Schlussendlich ist “The Pipers at the Gates of Dawn” natürlich nicht mit “The Dark Side of the Moon” oder “Wish You Were Here” zu vergleichen. Die Frühphase von Pink Floyd stellt einen harten Kontrast zur späteren Hochphase der Band dar. Doch dieser Mix aus Beatles-esquem Popcharme, Improvisationen und LSD- geschwängerter Studentenpartyluft fasziniert auch heute noch. Die Band hat sich nach dem Weggang von Syd Barrett fast komplett gewandelt. War der exzentrische und fantasievolle Barrett hier noch der Autor fast aller Songs, zeigt sich auf späteren Alben mehr und mehr die Handschrift von Waters und dem 1968 hinzugestoßenen David Gilmour. Auch das recht schnelle Ende der Psych-Rock-Welle und die Metamorphose in den Prog-Rock steht schon Anfang der 70er Jahre an. Mit dieser schwammen die vier fleißig mit.

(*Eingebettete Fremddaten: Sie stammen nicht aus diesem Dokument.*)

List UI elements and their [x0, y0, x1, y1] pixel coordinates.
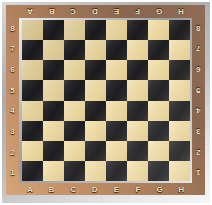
rank-labels-left-4: 4 — [6, 101, 19, 122]
file-labels-top-d: D — [84, 5, 106, 18]
file-labels-bottom: ABCDEFGH — [19, 183, 192, 195]
square-f1[interactable] — [127, 161, 148, 181]
rank-labels-left-8: 8 — [6, 18, 19, 39]
file-labels-bottom-d: D — [84, 183, 106, 195]
square-d3[interactable] — [85, 121, 106, 141]
rank-labels-left-5: 5 — [6, 80, 19, 101]
square-a6[interactable] — [22, 60, 43, 80]
square-b6[interactable] — [43, 60, 64, 80]
square-a7[interactable] — [22, 40, 43, 60]
square-c6[interactable] — [64, 60, 85, 80]
square-c1[interactable] — [64, 161, 85, 181]
rank-labels-left-2: 2 — [6, 142, 19, 163]
file-labels-top-h: H — [170, 5, 192, 18]
chessboard-widget: ABCDEFGH 87654321 87654321 ABCDEFGH — [0, 0, 212, 205]
square-a5[interactable] — [22, 80, 43, 100]
square-a1[interactable] — [22, 161, 43, 181]
rank-labels-right-1: 1 — [192, 162, 205, 183]
square-c2[interactable] — [64, 141, 85, 161]
square-e4[interactable] — [106, 101, 127, 121]
square-d5[interactable] — [85, 80, 106, 100]
rank-labels-left: 87654321 — [6, 18, 19, 183]
square-d2[interactable] — [85, 141, 106, 161]
square-f2[interactable] — [127, 141, 148, 161]
square-b3[interactable] — [43, 121, 64, 141]
square-f3[interactable] — [127, 121, 148, 141]
file-labels-top-c: C — [62, 5, 84, 18]
square-b5[interactable] — [43, 80, 64, 100]
rank-labels-right-4: 4 — [192, 101, 205, 122]
rank-labels-left-7: 7 — [6, 39, 19, 60]
square-e3[interactable] — [106, 121, 127, 141]
square-c5[interactable] — [64, 80, 85, 100]
square-g2[interactable] — [148, 141, 169, 161]
square-d6[interactable] — [85, 60, 106, 80]
square-e7[interactable] — [106, 40, 127, 60]
board-frame: ABCDEFGH 87654321 87654321 ABCDEFGH — [6, 5, 205, 195]
square-h8[interactable] — [169, 20, 190, 40]
file-labels-top-e: E — [106, 5, 128, 18]
chess-board — [22, 20, 190, 181]
square-c3[interactable] — [64, 121, 85, 141]
square-h1[interactable] — [169, 161, 190, 181]
square-f5[interactable] — [127, 80, 148, 100]
square-b2[interactable] — [43, 141, 64, 161]
rank-labels-left-1: 1 — [6, 162, 19, 183]
square-h2[interactable] — [169, 141, 190, 161]
square-g3[interactable] — [148, 121, 169, 141]
square-a3[interactable] — [22, 121, 43, 141]
square-e8[interactable] — [106, 20, 127, 40]
rank-labels-right-8: 8 — [192, 18, 205, 39]
file-labels-top-a: A — [19, 5, 41, 18]
file-labels-bottom-b: B — [41, 183, 63, 195]
square-f7[interactable] — [127, 40, 148, 60]
square-b4[interactable] — [43, 101, 64, 121]
square-e6[interactable] — [106, 60, 127, 80]
square-g1[interactable] — [148, 161, 169, 181]
square-c4[interactable] — [64, 101, 85, 121]
square-h4[interactable] — [169, 101, 190, 121]
rank-labels-right-7: 7 — [192, 39, 205, 60]
square-f8[interactable] — [127, 20, 148, 40]
square-b8[interactable] — [43, 20, 64, 40]
file-labels-top-b: B — [41, 5, 63, 18]
square-h5[interactable] — [169, 80, 190, 100]
rank-labels-left-6: 6 — [6, 59, 19, 80]
square-d8[interactable] — [85, 20, 106, 40]
square-c7[interactable] — [64, 40, 85, 60]
square-b1[interactable] — [43, 161, 64, 181]
square-h6[interactable] — [169, 60, 190, 80]
square-d1[interactable] — [85, 161, 106, 181]
square-e5[interactable] — [106, 80, 127, 100]
file-labels-bottom-a: A — [19, 183, 41, 195]
square-g5[interactable] — [148, 80, 169, 100]
square-f6[interactable] — [127, 60, 148, 80]
file-labels-bottom-c: C — [62, 183, 84, 195]
rank-labels-right-6: 6 — [192, 59, 205, 80]
square-g7[interactable] — [148, 40, 169, 60]
square-g8[interactable] — [148, 20, 169, 40]
rank-labels-right-3: 3 — [192, 121, 205, 142]
file-labels-bottom-h: H — [170, 183, 192, 195]
square-f4[interactable] — [127, 101, 148, 121]
rank-labels-right-5: 5 — [192, 80, 205, 101]
square-h7[interactable] — [169, 40, 190, 60]
board-inner-bevel — [19, 18, 192, 183]
square-a4[interactable] — [22, 101, 43, 121]
square-a8[interactable] — [22, 20, 43, 40]
square-g6[interactable] — [148, 60, 169, 80]
square-e2[interactable] — [106, 141, 127, 161]
file-labels-top-g: G — [149, 5, 171, 18]
square-c8[interactable] — [64, 20, 85, 40]
file-labels-top-f: F — [127, 5, 149, 18]
file-labels-bottom-f: F — [127, 183, 149, 195]
square-d4[interactable] — [85, 101, 106, 121]
square-g4[interactable] — [148, 101, 169, 121]
file-labels-bottom-e: E — [106, 183, 128, 195]
rank-labels-left-3: 3 — [6, 121, 19, 142]
board-outer-bevel: ABCDEFGH 87654321 87654321 ABCDEFGH — [2, 2, 210, 203]
rank-labels-right: 87654321 — [192, 18, 205, 183]
square-b7[interactable] — [43, 40, 64, 60]
file-labels-top: ABCDEFGH — [19, 5, 192, 18]
rank-labels-right-2: 2 — [192, 142, 205, 163]
square-d7[interactable] — [85, 40, 106, 60]
square-a2[interactable] — [22, 141, 43, 161]
file-labels-bottom-g: G — [149, 183, 171, 195]
square-h3[interactable] — [169, 121, 190, 141]
square-e1[interactable] — [106, 161, 127, 181]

Live zu bestaunen gibt es einen großen Teil des Albums auf der Tour von Nick Mason´s Saucerful of Secrets. Die legen ihren Schwerpunkt nämlich hauptsächlich auf die Frühphase von Pink Floyd. Zurecht wie ich finde.

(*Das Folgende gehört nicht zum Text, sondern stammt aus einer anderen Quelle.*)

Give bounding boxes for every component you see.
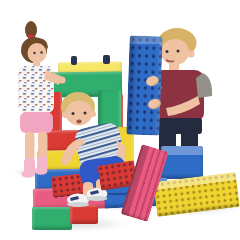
blue-solid-block — [161, 146, 203, 179]
boy-face — [161, 39, 189, 65]
toddler-hand-right — [61, 157, 69, 165]
girl-leg-left — [25, 132, 35, 161]
girl-hand — [58, 76, 65, 83]
toddler-mouth — [76, 120, 81, 124]
tower-peg-left — [71, 56, 77, 65]
photo-scene — [0, 0, 240, 240]
girl-foot-right — [35, 167, 48, 175]
tower-peg-right — [103, 55, 110, 64]
toddler-shoe-left — [67, 194, 89, 208]
boy-ear — [188, 51, 195, 58]
girl-leg-right — [38, 132, 48, 159]
girl-shorts — [20, 112, 53, 133]
girl-face — [28, 43, 47, 63]
toddler-ear-right — [90, 111, 96, 117]
toddler-ear-left — [62, 112, 68, 118]
girl-foot-left — [22, 170, 35, 178]
boy-sleeve-right — [196, 73, 212, 98]
boy-neck — [169, 64, 179, 71]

Links zu Pink Floyd – “The Piper at the Gates of Dawn”:
Homepage
Discogs (Infos, Pressungen, Releases)
Wikipedia
YouTube
Spotify
Tidal
Deezer
Qobuz
Abbildungen: Martin Kopp
4 Kommentare
Schöner Bericht
Vielen Dank!
Hallo Martin, du hast die Magie der frühen Musik der vier Briten sehr schön analysiert und beschrieben. Auf den folgenden Alben, besonders auch in den Soundtracks More und Obscured By Clouds, aber auch beim Live-Studio-Split Ummagumma, strahlen The Crazy Diamonds immer wieder durch. Einige dieser Mosaikstücke konnte ich am 07. Mai 2022 in der Westfalenhalle bei Green und Symphonic Floyd Live und in Farbe wieder mal erleben. Und die Magie wirkt immer noch !! Pink Floyd sei es gedankt !! Ich habe ALLE originalle Vinyls aus der Zeit Ende der 60er und Anfang der 70er und der Klang ist nicht nur technisch analysiert anders, sondern auch hier entsteht durch die elektromechanische Wandlung von Rille, auf Nadel, auf bewegliche Spule/Kern (je nach Tonabnehmer) ein anderes Klangbild. Für diese Art von Hören MUSS man sich Zeit nehmen, aber das Eintauchen in diesen Klangkosmos transportiert mich immer wieder in die Zeit der Ende 60er. Sehr schöne Rubrik, mit einem sehr schönen Beitrag, von einem Liebhaber !! Danke dir sehr, Martin !! Klingende Grüsse vom SchoTTen
Vielen Dank Roland! Das freut mich. Ja, ich nehme mir viel Zeit, nicht nur für neue Musik, sondern auch für alte Klassiker. Da braucht es nicht viel, sondern nur eine Couch, ein Getränk, das Cover in der Hand und das wars. Das machen heutzutage leider nur noch wenige, und hören meistens nur noch “nebenbei” Musik.
Wie du siehst, besitze ich leider nicht die Originalpressung. Bei meiner handelt es sich um eine späte 70er oder frühen 80er Pressung. Fame stand eher für eine günstige Auflage. Werde aber früher oder später versuchen zumindest frühe UK Pressungen zu ergattern.